Обе девственницы не знали, что выдумать про Катерину Александровну, и ругали ее взапуски. А время ежегодной ревизии между тем было уже на носу. Зубова, Постникова и Зорина ежедневно совещались между собой, как бы устроить дело. Наконец Зубова придумала средство удалить Катерину Александровну. Она посоветовала Зориной дать помощницам недельные отпуски и сначала отпустить Катерину Александровну, чтобы она провела время ревизии вне приюта. Зорина обрадовалась этому плану. Несчастная старуха в сущности очень сильно страдала в это время. До сих пор она кое-как сводила концы с концами и иногда из собственного жалованья и пенсии дополняла передержки против сметы по приюту. Теперь же у нее не было ни жалованья, ни пенсии и были неоплатные долги. Ее гордость сильнее всего страдала при мысли, что ее, Зорину, сочтут воровкой, что ее позорно изгонят из приюта, если откроют все, что она старалась скрыть. Кроме того ей самой было гадко, что она поневоле попалась в грязные руки таких ненавистных ей женщин, как Зубова и Постникова, и что она отдалилась от Прилежаевой, которую в душе она все-таки считала вполне честной и хорошей девушкой. План Зубовой подал ей кое-какую надежду спастись от позора, хотя он и не примирил ее с собственной совестью. Оставалось только объявить об отпусках. Но как это сделать? она была не в силах лично переговорить с Прилежаевой; Постникова с институтским жеманством и брезгливостью отказывалась от переговоров с этой «низкой, низкой женщиной»; пришлось прибегнуть к помощи ничем не брезгующей Зубовой. Она взялась уладить дело и в тот же день заговорила за ужином:

— А нам нынче, Марья Николаевна, добрая Анна Васильевна дает недельные отпуски!

— Ах, добрая, добрая! Вот это мило! — по-детски за-радовалась Марья Николаевна, хлопая в ладоши.

— Сначала Катерина Александровна получит отпуск с нынешней субботы, потом вы, а там и я отдохну.

Катерина Александровна удивилась этому необычайному известию и обрадовалась в душе возможности отдохнуть. Но через минуту ее поразили особенная веселость и добродушие Зубовой. В ее уме зародилось какое-то подозрение. «Отчего же это меня первую хотят отпустить? Уж не новые ли интриги затевают они? Может быть, скажут, что я небрежно служу и все гуляю?

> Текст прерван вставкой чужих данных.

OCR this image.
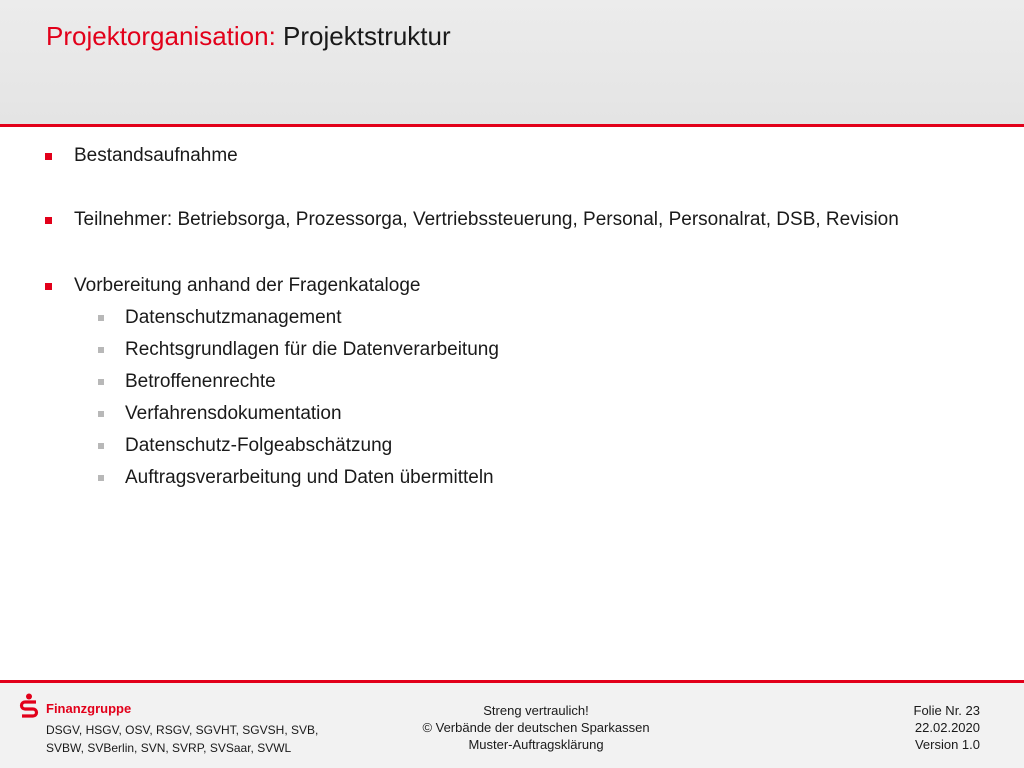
Projektorganisation: Projektstruktur
Bestandsaufnahme
Teilnehmer: Betriebsorga, Prozessorga, Vertriebssteuerung, Personal, Personalrat, DSB, Revision
Vorbereitung anhand der Fragenkataloge
Datenschutzmanagement
Rechtsgrundlagen für die Datenverarbeitung
Betroffenenrechte
Verfahrensdokumentation
Datenschutz-Folgeabschätzung
Auftragsverarbeitung und Daten übermitteln
Finanzgruppe
DSGV, HSGV, OSV, RSGV, SGVHT, SGVSH, SVB,
SVBW, SVBerlin, SVN, SVRP, SVSaar, SVWL
Streng vertraulich!
© Verbände der deutschen Sparkassen
Muster-Auftragsklärung
Folie Nr. 23
22.02.2020
Version 1.0
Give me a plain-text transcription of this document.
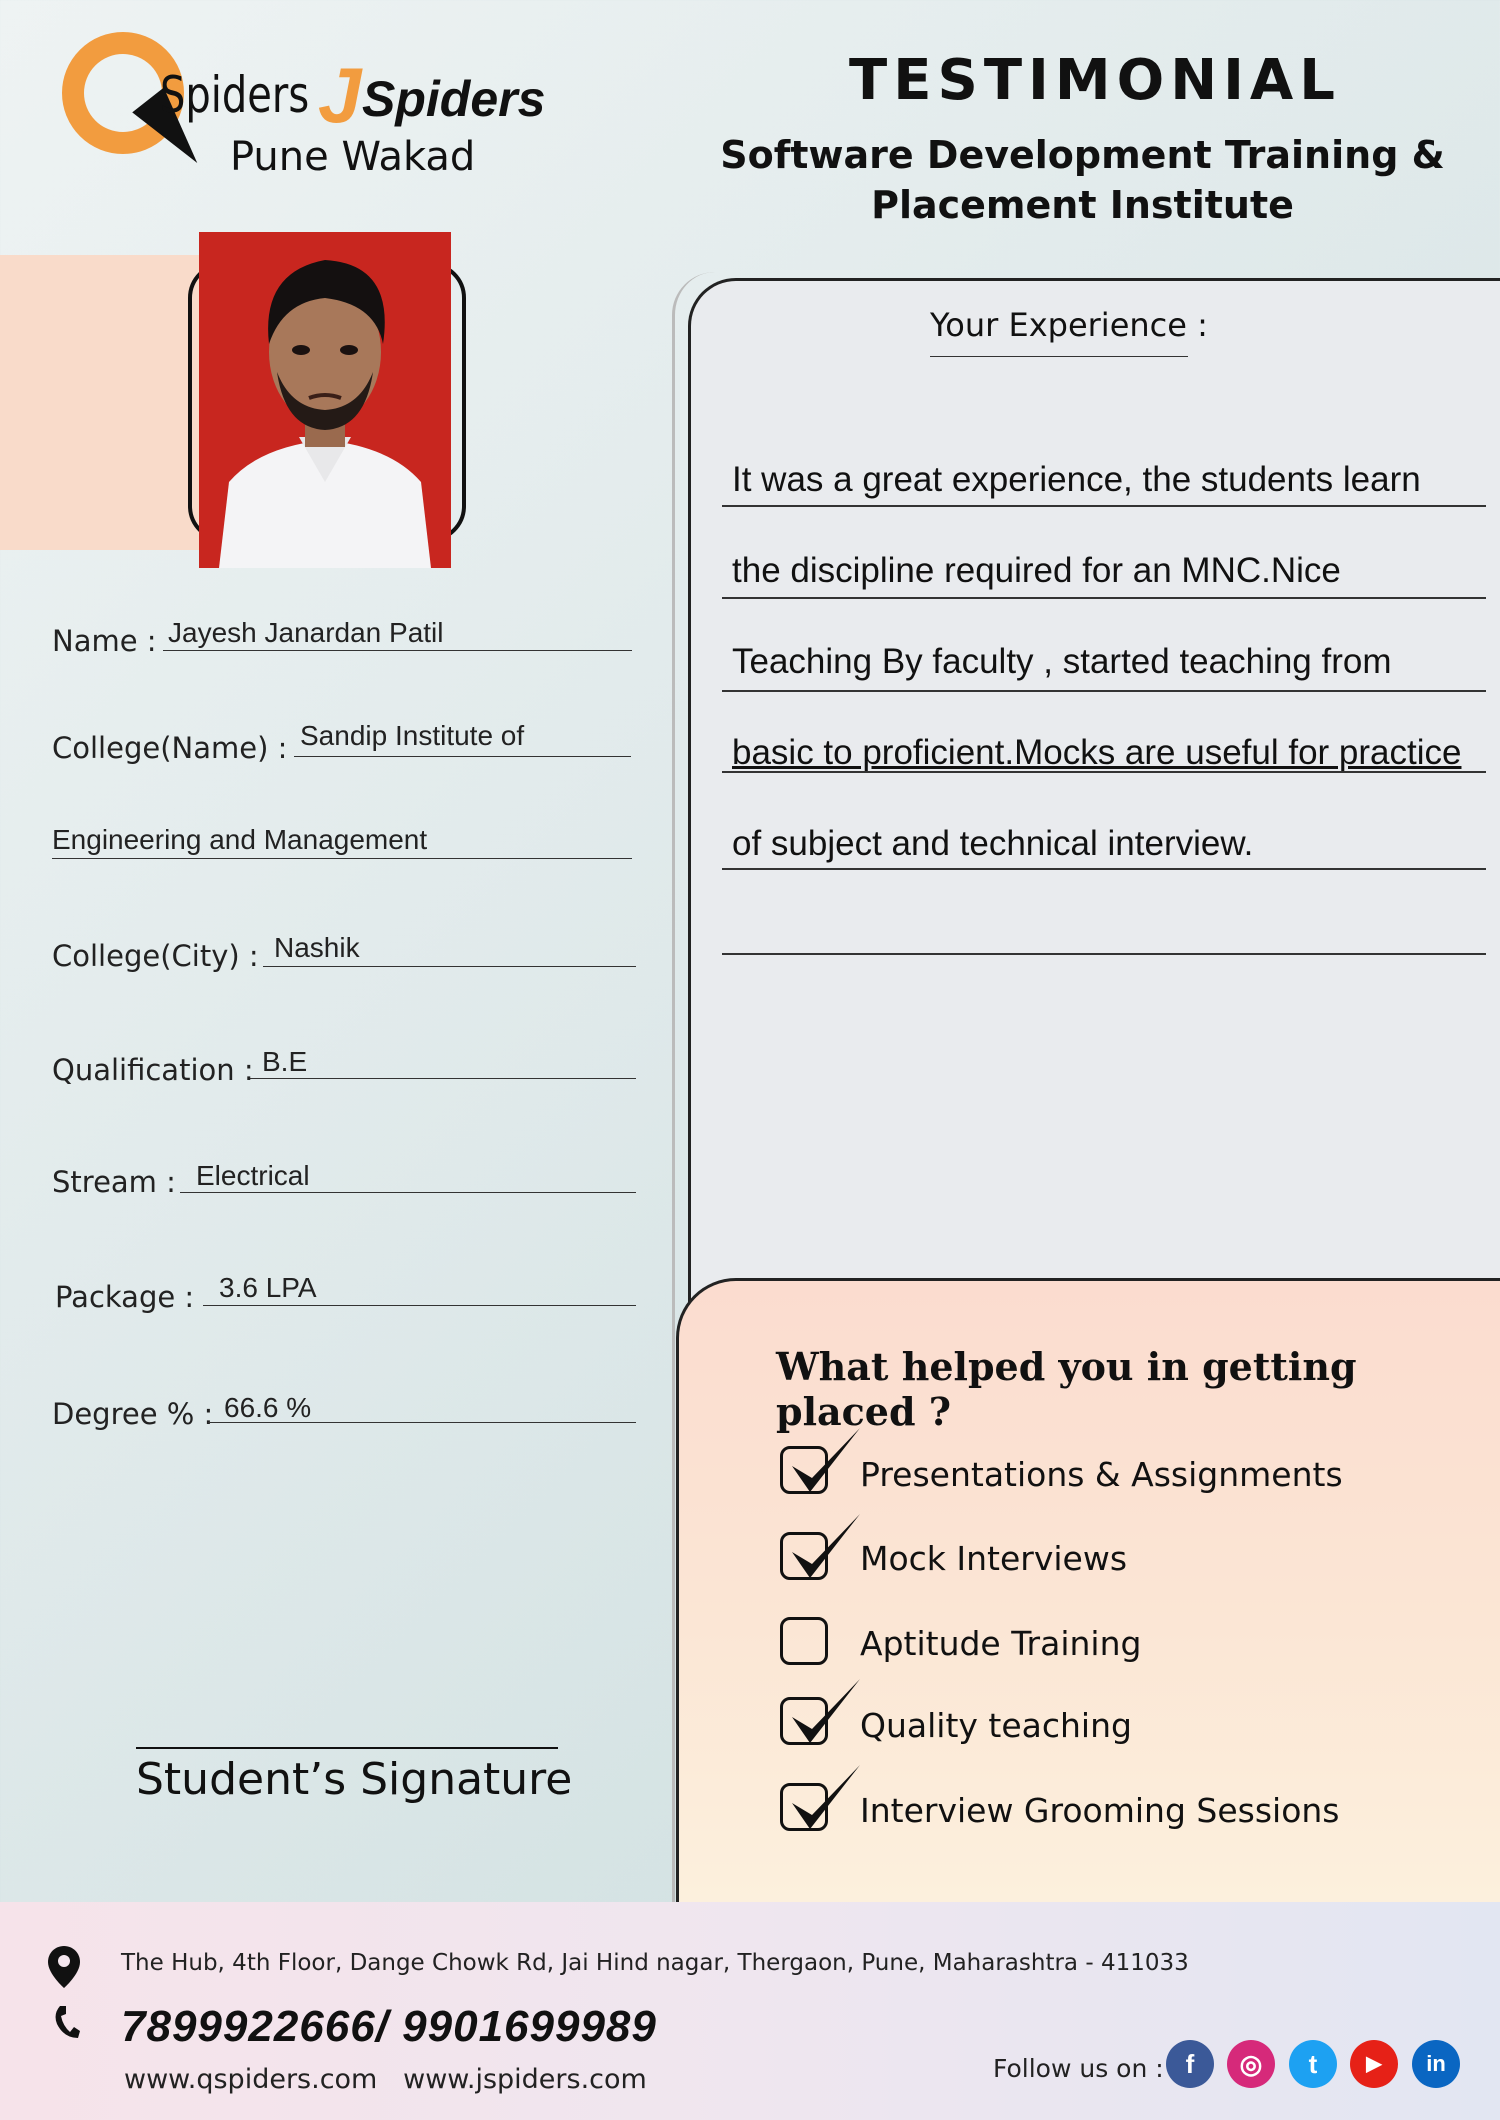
Spiders J Spiders
Pune Wakad
TESTIMONIAL
Software Development Training &
Placement Institute
Name : Jayesh Janardan Patil
College(Name) : Sandip Institute of
Engineering and Management
College(City) : Nashik
Qualification : B.E
Stream : Electrical
Package : 3.6 LPA
Degree % : 66.6 %
Student’s Signature
Your Experience :
It was a great experience, the students learn
the discipline required for an MNC.Nice
Teaching By faculty , started teaching from
basic to proficient.Mocks are useful for practice
of subject and technical interview.
What helped you in getting placed ?
Presentations & Assignments
Mock Interviews
Aptitude Training
Quality teaching
Interview Grooming Sessions
The Hub, 4th Floor, Dange Chowk Rd, Jai Hind nagar, Thergaon, Pune, Maharashtra - 411033
7899922666/ 9901699989
www.qspiders.com   www.jspiders.com	Follow us on : f	◎	t	▶	in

Не лучше ли сначала предложить им взять отпуски?»

— Я желала бы после всех воспользоваться отпуском, — проговорила она.

— Ну нет, этого нельзя, вы моложе всех, вам первым и дают отпуск, — ответила Зубова.

— Ну, это пустая причина; можно начать со старших, то есть с вас.

— Да понимаете, что мне нельзя; я должна здесь быть при ревизии, — запальчиво возразила Зубова.

Катерину Александровну озарила новая мысль; она яснее поняла, в чем дело. «Так и есть, — промелькнуло в ее голове. — Отпускают меня, чтобы нажаловаться на меня ревизорам во время моего отсутствия».

— Ну, так, значит, мне не придется воспользоваться отпуском, — равнодушно сказала она. — Отпуск был бы для меня приятен только в конце лета, а не теперь.

— Ну, да уж если дают отпуск, так нужно его брать, — резко произнесла Зубова. — Добрая Анна Васильевна хлопочет о нас, а уж нам не приходится огорчать ее.

— Я очень ей благодарна и не думаю, чтобы она огорчилась тем, что я не уеду отсюда.

— Вы все хотите по-своему делать!

— Ведь и вы не пляшете под чужую дудку, — холодно ответила Прилежаева.

Зубова пришла в ярость.

— Вас заставить бы нужно взять отпуск, — заговорила она, выходя из себя. — Вы все наперекор хотите делать… Вам бы совсем следовало выйти отсюда…

— Так вам, значит, очень нужно, чтобы я удалилась на две недели ревизии? — нервно засмеялась Катерина Александровна, вставая из-за стола. — Ну так знайте, что я именно потому и не беру отпуска, что в это время будет ревизия.

Зубова побагровела от злости.

— А, так вот оно что! — прошипела она. — Опять за старое хотите приняться. Посмотрим!

— Да, да, посмотрим, — улыбнулась Катерина Александровна.

Через пять минут Зориной передали все. Она упала духом. В первую минуту она готова была позвать Катерину Александровну и объясниться откровенно, но самолюбие одержало верх над минутной решимостью и старуха, приняв холодный вид, промолвила Зубовой:

— Ну что ж, пусть остается, если хочет…

— Но ведь она донесет на вас, — возразила Зубова.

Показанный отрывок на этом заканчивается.